Abstract Assessing trends in the relative abundance of populations is a key yet complex issue for management and conservation. This is a major aim of many large‐scale censusing schemes such as the International Waterbird Count (IWC). However, owing to the lack of sampling strategy and standardization, such schemes likely suffer from biases due to spatial heterogeneity in sampling effort. Despite huge improvements of the statistical tools that allow tackling these statistical issues (e.g., GLMM, Bayesian inference), many conservationists still prefer to rely on stand‐alone turn‐key statistical tools, often violating the prerequisites put forward by the developers of these tools. Here, we propose a straightforward and flexible approach to tackle the typical statistical issues one can encounter when analyzing count data of monitoring schemes such as the IWC. We rely on IWC counts of the declining common pochard populations of the Northwest European flyway as a case study (period 2002–2012). To standardize the size of sampling units and mitigate spatial autocorrelation, we grouped sampling sites using a 75 × 75 km grid cells overlaid over the flyway of interest. Then, we used a hierarchical modeling approach, assessing population trends with random effects at two spatial scales (grid cells, and sites within grid cells) in order to derive spatialized values and to compute the average population trend at the whole flyway scale.
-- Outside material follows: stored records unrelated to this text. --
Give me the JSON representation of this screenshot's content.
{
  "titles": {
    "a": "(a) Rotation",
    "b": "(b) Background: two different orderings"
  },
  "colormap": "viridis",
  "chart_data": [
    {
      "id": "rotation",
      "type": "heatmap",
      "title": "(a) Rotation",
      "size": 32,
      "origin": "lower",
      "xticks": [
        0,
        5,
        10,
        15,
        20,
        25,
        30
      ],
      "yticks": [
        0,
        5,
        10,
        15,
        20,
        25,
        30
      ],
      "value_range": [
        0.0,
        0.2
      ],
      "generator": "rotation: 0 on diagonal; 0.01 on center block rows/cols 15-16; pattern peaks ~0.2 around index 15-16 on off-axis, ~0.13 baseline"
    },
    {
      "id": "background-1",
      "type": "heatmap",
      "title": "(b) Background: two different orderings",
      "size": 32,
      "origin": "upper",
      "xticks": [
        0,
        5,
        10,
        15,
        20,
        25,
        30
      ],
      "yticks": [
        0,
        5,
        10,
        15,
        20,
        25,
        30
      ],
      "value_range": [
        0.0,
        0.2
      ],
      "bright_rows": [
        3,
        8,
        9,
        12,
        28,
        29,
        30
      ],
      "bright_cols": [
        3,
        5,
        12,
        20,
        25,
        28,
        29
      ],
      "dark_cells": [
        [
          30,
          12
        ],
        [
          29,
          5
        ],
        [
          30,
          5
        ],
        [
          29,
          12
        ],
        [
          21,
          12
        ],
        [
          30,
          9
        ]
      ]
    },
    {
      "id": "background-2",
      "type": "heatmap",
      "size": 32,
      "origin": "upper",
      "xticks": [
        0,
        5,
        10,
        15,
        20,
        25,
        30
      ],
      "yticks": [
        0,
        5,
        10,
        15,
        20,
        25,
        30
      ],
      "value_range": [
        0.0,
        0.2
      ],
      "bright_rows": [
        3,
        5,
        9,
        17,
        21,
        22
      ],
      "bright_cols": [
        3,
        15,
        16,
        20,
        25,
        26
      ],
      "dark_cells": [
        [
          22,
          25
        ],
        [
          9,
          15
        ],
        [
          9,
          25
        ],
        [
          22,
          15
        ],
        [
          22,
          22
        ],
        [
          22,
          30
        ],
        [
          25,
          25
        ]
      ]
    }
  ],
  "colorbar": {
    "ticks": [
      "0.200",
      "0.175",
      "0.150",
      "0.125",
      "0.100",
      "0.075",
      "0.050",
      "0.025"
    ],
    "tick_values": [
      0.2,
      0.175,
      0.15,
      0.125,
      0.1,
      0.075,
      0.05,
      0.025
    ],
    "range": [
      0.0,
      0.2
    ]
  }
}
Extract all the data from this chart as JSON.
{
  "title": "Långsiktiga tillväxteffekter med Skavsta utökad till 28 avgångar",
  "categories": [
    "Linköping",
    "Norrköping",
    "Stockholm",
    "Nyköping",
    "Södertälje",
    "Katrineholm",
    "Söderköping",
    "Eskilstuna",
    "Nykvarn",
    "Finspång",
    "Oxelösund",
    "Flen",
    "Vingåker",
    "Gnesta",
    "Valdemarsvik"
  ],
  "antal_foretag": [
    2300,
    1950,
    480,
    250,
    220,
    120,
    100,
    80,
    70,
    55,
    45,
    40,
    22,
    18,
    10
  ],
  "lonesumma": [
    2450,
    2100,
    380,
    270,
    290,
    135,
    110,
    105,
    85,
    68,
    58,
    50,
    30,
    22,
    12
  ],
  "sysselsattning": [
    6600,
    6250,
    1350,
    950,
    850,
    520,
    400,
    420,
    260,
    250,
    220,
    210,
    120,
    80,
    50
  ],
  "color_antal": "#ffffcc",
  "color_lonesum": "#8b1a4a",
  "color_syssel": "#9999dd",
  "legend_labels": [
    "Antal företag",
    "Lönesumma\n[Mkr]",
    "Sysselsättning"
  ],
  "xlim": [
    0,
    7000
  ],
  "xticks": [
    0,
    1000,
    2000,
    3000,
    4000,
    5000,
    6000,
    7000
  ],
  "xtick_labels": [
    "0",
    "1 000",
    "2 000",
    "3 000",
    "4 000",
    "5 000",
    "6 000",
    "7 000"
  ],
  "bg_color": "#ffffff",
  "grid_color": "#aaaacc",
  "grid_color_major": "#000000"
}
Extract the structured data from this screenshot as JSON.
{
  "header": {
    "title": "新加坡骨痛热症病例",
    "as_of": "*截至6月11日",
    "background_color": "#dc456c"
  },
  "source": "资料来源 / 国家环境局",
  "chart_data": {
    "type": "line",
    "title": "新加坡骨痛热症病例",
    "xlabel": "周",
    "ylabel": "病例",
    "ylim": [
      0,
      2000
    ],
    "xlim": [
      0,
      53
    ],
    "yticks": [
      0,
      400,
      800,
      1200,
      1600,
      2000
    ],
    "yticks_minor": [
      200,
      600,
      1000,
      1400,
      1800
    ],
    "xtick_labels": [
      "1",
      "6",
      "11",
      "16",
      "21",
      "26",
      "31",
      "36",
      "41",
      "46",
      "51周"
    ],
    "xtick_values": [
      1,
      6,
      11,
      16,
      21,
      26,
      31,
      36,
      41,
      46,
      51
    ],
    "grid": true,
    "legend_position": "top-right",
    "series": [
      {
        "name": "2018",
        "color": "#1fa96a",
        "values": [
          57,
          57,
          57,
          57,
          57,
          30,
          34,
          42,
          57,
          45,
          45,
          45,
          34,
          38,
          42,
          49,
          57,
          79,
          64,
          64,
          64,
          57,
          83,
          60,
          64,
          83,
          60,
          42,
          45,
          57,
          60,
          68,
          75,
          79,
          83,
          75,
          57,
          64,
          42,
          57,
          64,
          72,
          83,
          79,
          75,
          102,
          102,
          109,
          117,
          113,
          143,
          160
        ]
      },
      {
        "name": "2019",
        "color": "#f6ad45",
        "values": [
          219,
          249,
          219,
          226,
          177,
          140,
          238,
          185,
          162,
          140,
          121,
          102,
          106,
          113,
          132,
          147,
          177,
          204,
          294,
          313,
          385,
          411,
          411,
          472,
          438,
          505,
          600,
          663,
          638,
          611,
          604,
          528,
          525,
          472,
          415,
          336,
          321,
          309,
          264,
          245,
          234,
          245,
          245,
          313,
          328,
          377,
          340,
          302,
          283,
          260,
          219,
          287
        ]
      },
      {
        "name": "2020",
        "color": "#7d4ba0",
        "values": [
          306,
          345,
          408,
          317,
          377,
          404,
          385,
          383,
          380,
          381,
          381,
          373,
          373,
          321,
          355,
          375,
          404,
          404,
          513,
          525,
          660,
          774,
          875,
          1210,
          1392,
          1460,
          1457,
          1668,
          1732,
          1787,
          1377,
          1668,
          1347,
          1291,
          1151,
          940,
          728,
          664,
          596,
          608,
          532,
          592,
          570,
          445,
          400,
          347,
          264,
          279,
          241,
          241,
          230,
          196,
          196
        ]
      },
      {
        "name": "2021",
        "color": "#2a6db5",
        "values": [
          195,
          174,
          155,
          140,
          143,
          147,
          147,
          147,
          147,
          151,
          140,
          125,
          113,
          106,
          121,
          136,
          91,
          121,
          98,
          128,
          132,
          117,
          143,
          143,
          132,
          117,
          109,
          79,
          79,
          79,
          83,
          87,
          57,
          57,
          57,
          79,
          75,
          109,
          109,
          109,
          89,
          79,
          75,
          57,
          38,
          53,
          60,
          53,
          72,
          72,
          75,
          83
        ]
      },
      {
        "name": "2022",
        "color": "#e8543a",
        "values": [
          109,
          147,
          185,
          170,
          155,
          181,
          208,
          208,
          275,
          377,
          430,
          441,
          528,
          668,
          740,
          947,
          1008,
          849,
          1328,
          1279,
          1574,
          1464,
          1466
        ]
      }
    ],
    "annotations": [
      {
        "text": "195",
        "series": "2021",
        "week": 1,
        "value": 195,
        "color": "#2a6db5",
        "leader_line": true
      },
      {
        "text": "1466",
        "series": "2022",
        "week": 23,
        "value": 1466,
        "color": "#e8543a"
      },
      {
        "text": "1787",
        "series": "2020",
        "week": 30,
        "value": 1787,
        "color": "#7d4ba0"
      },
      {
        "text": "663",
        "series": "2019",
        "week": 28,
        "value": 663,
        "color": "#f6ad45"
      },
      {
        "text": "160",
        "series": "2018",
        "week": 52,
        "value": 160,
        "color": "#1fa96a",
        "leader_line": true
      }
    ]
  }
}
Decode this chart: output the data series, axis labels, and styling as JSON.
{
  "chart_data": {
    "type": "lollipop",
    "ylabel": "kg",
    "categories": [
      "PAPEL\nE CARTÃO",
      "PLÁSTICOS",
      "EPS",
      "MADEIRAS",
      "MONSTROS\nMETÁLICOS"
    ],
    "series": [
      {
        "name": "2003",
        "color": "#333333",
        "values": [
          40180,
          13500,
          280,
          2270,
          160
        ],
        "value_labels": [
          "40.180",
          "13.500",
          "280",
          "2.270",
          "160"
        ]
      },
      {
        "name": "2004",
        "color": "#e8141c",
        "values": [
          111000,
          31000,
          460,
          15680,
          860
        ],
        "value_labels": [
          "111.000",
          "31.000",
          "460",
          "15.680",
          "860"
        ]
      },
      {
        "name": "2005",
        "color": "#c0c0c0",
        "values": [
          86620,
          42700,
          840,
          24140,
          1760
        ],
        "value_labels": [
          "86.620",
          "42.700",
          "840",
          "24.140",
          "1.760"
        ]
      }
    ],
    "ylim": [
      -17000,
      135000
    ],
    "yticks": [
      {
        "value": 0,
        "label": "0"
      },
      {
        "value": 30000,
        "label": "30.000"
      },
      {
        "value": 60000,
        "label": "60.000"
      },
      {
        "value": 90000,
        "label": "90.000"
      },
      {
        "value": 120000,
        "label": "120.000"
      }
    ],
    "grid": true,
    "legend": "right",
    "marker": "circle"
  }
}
Our approach allowed to tackle many statistical issues inherent to this type of analysis but often neglected, including spatial autocorrelation. Concerning the case study, our main findings are that: (1) the northwestern population of common pochards experienced a steep decline (4.9% per year over the 2002–2012 period); (2) the decline was more pronounced at high than low latitude (11.6% and 0.5% per year at 60° and 46° of latitude, respectively); and, (3) the decline was independent of the initial number of individuals in a given site (random across sites). Beyond the case study of the common pochard, our study provides a conceptual statistical framework for estimating and assessing potential drivers of population trends at various spatial scales.